Friday’s event was focused on the charitable endeavors of the Super Bowl Host LVIII Committee and Formula One.

Harris said Formula One hosted a hospitality course with UNLV students that focused around food and beverage operations at major events which can be transferred to other hospitality programs.

With it being the first time Las Vegas has hosted a Super Bowl or a Formula One Grand Prix, both are focused on creating groundwork for major sporting events to support the community of Las Vegas, they said.
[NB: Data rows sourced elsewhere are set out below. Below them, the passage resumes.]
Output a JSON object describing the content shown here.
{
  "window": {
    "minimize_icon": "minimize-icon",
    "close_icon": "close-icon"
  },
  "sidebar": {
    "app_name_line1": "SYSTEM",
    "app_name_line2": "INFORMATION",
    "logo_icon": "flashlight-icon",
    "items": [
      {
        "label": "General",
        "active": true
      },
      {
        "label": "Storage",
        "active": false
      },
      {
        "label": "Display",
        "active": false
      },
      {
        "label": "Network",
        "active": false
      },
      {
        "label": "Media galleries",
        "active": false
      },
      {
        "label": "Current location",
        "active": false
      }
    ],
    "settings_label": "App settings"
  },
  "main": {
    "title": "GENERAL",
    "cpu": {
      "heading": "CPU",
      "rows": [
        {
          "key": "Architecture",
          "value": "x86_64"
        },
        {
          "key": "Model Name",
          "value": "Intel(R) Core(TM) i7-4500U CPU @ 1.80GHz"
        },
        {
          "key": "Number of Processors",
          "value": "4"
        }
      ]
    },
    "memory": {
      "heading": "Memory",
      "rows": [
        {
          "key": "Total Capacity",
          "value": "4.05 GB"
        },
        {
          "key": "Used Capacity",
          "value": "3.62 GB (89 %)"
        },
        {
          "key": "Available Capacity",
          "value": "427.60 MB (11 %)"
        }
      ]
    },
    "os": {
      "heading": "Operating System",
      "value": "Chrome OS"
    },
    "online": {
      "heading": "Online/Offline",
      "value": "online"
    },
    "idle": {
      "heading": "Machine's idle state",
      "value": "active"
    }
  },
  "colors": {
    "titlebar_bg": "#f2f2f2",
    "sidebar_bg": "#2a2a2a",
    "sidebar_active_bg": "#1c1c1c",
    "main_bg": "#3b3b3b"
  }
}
“We’re laying the groundwork for not just Super Bowl, but hopefully, other major sporting events that tend to historically follow Super Bowls, whether it’s the Final Four or a national college football championship game,” Sam Joffray, president and CEO of the Super Bowl LVIII Host Committee, said to the Review-Journal after the event. “As we recruited 9,000 volunteers for the Super Bowl, hopefully those 9,000 volunteers will stick around to work other events, as we built a database of 200 businesses locally that are gonna have an opportunity to bid on parts of the business of Super Bowl that will stick around for other major sporting events.”

Building trust

Formula One has made headlines in Las Vegas for charging licensing fees to businesses along the Strip, creating traffic snarls with road improvement projects along the Strip Corridor as well as cutting down the trees in front of the Bellagio to improve sight lines for the race.

Harris acknowledged that community support for Formula One being in Las Vegas is something that needs to be built.

“We do need to establish trust here, in a market where not everyone is familiar with our sport,” Harris said to the Review-Journal after the event. “So as much as we can do, to start to give folks an opportunity to get to know us really well and see the jobs that we’re bringing, the opportunities for students that we’re bringing, and the overall economic impact is astounding.”

While this year is a first for Formula One, there is hope to have a generational impact for Las Vegas.

“Sky’s the limit, right, we have a decade ahead of us,” Harris said.

Joffray estimates the Host Committee has helped raise over $3.5 million towards community efforts and Harris estimates that Formula One has been able to raise $1 million.

The 2023 Corporate Giving report, from the Moonridge Group, found that corporations donated about $621 million to Nevada nonprofits and charitable endeavors in 2022, a 7.2 percent increase from 2021. Additionally, 62.5 percent of corporations said they increased their donation totals in 2022, while only 9.4 percent reported a decrease.